Rammento d’aver remato io stesso per ben ventiquattro ore, senza un istante di tregua. In questi casi i sorveglianti e gli altri marinai ci nutrivano mettendoci in bocca un tozzo di galletta inzuppata nel vino, e senza che noi togliessimo le mani dai remi, perché non cadessimo svenuti.

E non si udivano che le urla degli infelici, intrisi di sangue sotto i colpi del flagello; lo schioccare delle corde sui dorsi dei miserabili; le ingiurie, e le più atroci bestemmie dei sorveglianti schizzanti rabbia e minaccia, quando la loro galera non andava come avrebbe dovuto o non navigava a paro delle altre.

Le voci del capitano e degli ufficiali superiori inveivano contro i sorveglianti, già stanchi e sfibrati per aver tanto violentemente colpito, perché le frustate fossero raddoppiate.

Quando poi un galeotto schiattava sul remo (ciò che accadeva di frequente) veniva staffilato finché gli restava ancora un fil di vita, e quando non respirava più era gettato in mare come una carogna, spietatamente.

Una ciurma d’uomini liberi, ben nutriti per forti e provetti al remo che fossero non potrebbero resistere (quando invece il vitto dei forzati consiste in solo pane e acqua e al più una piccola razione di fave mal cotte).

Gli esempi parlano.

Nel 1703 vennero fatte costruire a Dunkerque quattro galere, che dovevano essere mandate ad Anversa per navigare il fiume Escaut.

Si decise di comporre la ciurma unicamente con marinai espertissimi al remo, ma liberi…il giorno del varo solo dopo molti sforzi si riuscì a portarle con rematori liberi e il comandante si vide obbligato a scrivere al ministro confessandogli l’impossibilità di navigare senza ciurma che fosse schiava…una galera non potrà mai navigare senza una ciurma di schiavi sulla quale il sorvegliante non possa impunemente esercitare la sua inflessibile crudeltà.

È degno di essere ricordato che, quando in una galera manca il sorvegliante il capitano che ne cerca uno non si preoccupa dei requisiti morali, ma solamente della brutalità e della crudezza dei postulanti.

Solo quando soffia un vento favorevole e ammainate le vele la ciurma può riposare.

Non deve meravigliare il fatto che i sorveglianti delle galere siano così tanto crudeli e spietati verso la ciurma: è il loro mestiere, al quale sono avvezzi fin da giovani, e non potrebbero far navigare la galera con sistemi diversi.
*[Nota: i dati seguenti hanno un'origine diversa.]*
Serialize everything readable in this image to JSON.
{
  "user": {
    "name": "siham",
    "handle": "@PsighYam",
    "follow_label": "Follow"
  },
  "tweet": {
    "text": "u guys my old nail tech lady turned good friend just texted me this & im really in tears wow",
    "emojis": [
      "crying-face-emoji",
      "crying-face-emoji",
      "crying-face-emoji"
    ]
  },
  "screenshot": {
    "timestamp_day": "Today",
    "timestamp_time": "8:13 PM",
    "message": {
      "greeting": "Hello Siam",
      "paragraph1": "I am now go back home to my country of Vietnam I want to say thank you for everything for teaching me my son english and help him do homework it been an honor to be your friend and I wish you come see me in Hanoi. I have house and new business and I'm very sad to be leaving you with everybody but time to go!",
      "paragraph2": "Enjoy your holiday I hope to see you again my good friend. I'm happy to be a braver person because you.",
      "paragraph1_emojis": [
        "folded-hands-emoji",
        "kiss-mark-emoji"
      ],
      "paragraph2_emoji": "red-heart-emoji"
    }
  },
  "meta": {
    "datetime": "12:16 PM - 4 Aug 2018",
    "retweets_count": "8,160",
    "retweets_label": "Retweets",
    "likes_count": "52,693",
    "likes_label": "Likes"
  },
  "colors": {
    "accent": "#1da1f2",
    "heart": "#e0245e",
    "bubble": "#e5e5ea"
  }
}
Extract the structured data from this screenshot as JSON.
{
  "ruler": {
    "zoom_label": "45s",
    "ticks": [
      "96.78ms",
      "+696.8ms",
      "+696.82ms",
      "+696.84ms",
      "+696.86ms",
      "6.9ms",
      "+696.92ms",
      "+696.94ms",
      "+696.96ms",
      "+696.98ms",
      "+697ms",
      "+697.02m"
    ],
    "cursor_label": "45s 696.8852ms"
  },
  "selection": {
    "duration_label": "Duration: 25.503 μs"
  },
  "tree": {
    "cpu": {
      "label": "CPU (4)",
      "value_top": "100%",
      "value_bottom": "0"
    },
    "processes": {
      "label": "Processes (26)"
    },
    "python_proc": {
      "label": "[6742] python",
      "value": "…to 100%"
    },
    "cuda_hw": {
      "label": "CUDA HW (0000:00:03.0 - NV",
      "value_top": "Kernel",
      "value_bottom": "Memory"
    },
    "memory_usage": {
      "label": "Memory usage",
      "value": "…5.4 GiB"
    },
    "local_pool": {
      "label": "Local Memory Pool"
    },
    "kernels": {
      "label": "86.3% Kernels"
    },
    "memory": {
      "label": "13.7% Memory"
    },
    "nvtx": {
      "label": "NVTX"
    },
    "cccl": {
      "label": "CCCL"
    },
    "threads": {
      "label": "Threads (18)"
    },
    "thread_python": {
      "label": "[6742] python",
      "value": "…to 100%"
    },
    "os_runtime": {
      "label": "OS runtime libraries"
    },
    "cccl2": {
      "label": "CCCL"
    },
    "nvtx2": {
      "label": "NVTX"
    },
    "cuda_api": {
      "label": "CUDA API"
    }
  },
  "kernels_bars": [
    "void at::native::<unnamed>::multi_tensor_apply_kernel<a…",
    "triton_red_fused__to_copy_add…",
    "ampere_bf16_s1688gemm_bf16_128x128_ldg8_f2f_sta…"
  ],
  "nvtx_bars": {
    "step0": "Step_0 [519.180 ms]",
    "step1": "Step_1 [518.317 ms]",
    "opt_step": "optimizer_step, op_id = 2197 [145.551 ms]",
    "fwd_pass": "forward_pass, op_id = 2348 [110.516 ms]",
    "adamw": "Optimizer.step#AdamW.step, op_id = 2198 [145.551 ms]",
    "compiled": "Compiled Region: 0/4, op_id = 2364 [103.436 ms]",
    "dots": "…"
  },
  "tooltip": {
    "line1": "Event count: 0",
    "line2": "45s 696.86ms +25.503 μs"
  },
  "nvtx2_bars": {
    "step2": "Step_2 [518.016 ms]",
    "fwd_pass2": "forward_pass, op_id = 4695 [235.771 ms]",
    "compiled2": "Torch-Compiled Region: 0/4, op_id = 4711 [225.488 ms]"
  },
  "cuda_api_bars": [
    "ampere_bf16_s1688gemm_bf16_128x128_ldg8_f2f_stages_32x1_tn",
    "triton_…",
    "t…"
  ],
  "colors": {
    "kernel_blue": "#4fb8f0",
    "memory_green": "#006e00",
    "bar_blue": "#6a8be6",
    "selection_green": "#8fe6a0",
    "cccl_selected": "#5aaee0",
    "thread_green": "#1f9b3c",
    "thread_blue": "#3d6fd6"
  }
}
Ma ciò che passa ogni limite e sembrerà inverosimile, è il modo con il quale capitani ed ufficiali superiori – tutte persone di buona famiglia e ben allevate – assistano indifferenti alle loro crudeltà, ed anzi comandino sempre di colpire senza misericordia…valga a provarlo un solo episodio. Avevamo avvistato davanti al Tamigi la fregata inglese Rossignol, ma scendeva ormai la notte e, temendosi di non raggiungerla in tempo, si ordinò di forzare al massimo i rematori.

Il nostro luogotenente intimò al sorvegliante di raddoppiare i colpi di corda alla ciurma; e, avendogli esso fatto osservare che, pur facendo del suo meglio, non vedeva la possibilità di raggiungere la fregata, data l’imminente oscurità notturna, al che questi rispose: “raddoppia i tuoi colpi boia! Per incitare e impaurire quei cani! Fa come io stesso ho visto più d’una volta fare sulle galere di Malta: mozza un braccio d’uno di quei malnati e servitene da bastone per picchiare gli altri!”

E avrebbe voluto a tutti i costi veder eseguito il suo atroce ordine ma il sorvegliante, dimostratosi in questa occasione più umano di lui, non volle ubbidirgli.

Mezz’ora dopo eravamo sotto la fregata, ed alla prima scarica che questa ci tirò, il barbaro luogotenente rimase ucciso; e, come se il suo cadavere non fosse degno di sepoltura, nonostante le precauzioni prese per ricondurlo a terra, dopo soli tre giorni di navigazione imputridì talmente che fu impossibile tenerlo più a lungo sulla galera e anche se in vista della terra bisognò gettarlo in mare.